Jonathan Castillo

Personal information
- Full name: Jonathan Fernando Castillo Aguirre
- Date of birth: 7 January 2001 (age 24)
- Place of birth: Palo Verde, Venezuela
- Height: 1.79 m (5 ft 10 in)
- Position: Winger

Team information
- Current team: Angostura
- Number: 90

Youth career
- Metropolitanos

Senior career*
- Years: Team / Apps / (Gls)
- 2017–2022: Metropolitanos / 45 / (3)
- 2023: Marítimo
- 2024–: Angostura / 1 / (0)

= Jonathan Castillo (footballer, born 2001) =

Venezuelan footballer (born 2001)

Jonathan Fernando Castillo Aguirre (born 7 January 2001) is a Venezuelan footballer who plays as a winger for Angostura.

==Club career==
===Metropolitanos===
Born in Palo Verde, Castillo is a product of Metropolitanos. Ahead of the 2017 season, 16-year old Castillo was promoted to the first team squad. On 7 July 2017, Castillo signed his first professional contract with Metropolitanos. He got his official debut for the club in a Venezuelan Primera División game against Atlético Venezuela on 16 July 2017. Castillo made a total of two appearances in the 2017 season.

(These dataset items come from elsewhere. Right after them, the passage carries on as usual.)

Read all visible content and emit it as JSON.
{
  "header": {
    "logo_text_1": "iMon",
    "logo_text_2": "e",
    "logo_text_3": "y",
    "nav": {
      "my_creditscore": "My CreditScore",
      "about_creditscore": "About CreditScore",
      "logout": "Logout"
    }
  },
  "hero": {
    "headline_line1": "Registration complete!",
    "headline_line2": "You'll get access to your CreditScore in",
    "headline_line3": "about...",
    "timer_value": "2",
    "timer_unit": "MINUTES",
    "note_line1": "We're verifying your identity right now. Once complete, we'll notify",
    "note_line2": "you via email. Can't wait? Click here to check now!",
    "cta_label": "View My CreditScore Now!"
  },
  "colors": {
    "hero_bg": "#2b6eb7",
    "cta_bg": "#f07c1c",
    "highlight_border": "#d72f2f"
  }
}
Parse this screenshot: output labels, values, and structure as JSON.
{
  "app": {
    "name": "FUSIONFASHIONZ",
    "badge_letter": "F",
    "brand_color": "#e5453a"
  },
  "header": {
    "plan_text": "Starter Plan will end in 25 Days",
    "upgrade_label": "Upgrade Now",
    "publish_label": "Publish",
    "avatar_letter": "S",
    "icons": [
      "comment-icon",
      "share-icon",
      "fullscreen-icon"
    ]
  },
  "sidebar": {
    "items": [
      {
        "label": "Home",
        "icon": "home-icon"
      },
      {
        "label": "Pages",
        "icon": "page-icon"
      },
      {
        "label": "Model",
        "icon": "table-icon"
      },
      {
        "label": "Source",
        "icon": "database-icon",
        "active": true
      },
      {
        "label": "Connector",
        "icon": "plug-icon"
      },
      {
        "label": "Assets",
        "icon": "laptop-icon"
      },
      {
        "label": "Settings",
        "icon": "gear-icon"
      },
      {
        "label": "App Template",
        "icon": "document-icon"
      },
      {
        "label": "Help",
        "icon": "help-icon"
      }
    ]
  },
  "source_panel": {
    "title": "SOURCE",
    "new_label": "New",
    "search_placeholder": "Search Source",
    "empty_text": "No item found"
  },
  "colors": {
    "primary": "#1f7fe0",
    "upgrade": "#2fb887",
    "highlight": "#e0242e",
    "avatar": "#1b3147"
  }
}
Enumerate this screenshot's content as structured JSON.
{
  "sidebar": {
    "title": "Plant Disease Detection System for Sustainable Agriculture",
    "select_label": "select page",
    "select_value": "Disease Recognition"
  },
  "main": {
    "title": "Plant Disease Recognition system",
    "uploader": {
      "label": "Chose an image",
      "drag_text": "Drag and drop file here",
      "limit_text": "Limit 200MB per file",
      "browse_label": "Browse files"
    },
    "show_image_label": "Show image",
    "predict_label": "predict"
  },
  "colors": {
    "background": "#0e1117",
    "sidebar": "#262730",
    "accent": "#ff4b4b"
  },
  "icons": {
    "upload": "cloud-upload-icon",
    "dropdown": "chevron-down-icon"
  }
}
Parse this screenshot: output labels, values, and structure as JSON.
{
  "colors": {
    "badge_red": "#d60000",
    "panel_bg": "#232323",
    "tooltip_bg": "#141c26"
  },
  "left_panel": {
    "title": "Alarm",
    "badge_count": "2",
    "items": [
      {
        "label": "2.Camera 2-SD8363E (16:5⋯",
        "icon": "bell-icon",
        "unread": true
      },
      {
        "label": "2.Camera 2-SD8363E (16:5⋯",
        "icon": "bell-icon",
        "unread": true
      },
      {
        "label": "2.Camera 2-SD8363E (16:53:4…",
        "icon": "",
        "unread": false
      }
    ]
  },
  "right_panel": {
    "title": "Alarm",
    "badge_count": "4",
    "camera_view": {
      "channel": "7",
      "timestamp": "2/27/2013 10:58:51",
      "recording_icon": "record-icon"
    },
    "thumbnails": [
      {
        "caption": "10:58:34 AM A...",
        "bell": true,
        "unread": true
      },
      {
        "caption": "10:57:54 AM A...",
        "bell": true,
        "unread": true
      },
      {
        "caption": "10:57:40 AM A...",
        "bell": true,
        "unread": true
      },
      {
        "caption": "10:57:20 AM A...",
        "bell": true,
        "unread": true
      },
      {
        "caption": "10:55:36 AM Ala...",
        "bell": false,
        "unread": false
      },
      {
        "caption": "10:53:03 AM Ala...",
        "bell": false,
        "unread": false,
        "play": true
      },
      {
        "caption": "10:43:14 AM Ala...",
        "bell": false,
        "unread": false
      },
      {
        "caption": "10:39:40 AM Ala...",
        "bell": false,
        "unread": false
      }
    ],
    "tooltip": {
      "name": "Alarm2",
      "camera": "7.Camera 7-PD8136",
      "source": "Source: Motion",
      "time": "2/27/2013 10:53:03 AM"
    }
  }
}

In February 2018, Castillo scored his first goal in the Venezuelan Primera División in a game against Mineros de Guayana. He made six appearances throughout the season. After a 2019 season with one goal in 13 games, Castillo signed a new contract until the end of 2021 in October 2019. In the following two season - 2020 and 2021 - Castille made a total of 22 appearances and scored one goal.

In the beginning of January 2023, Castillo was released by Metropolitanos.

===Marítimo===
In 2023, Castillo played for Venezuelan Segunda División side Marítimo.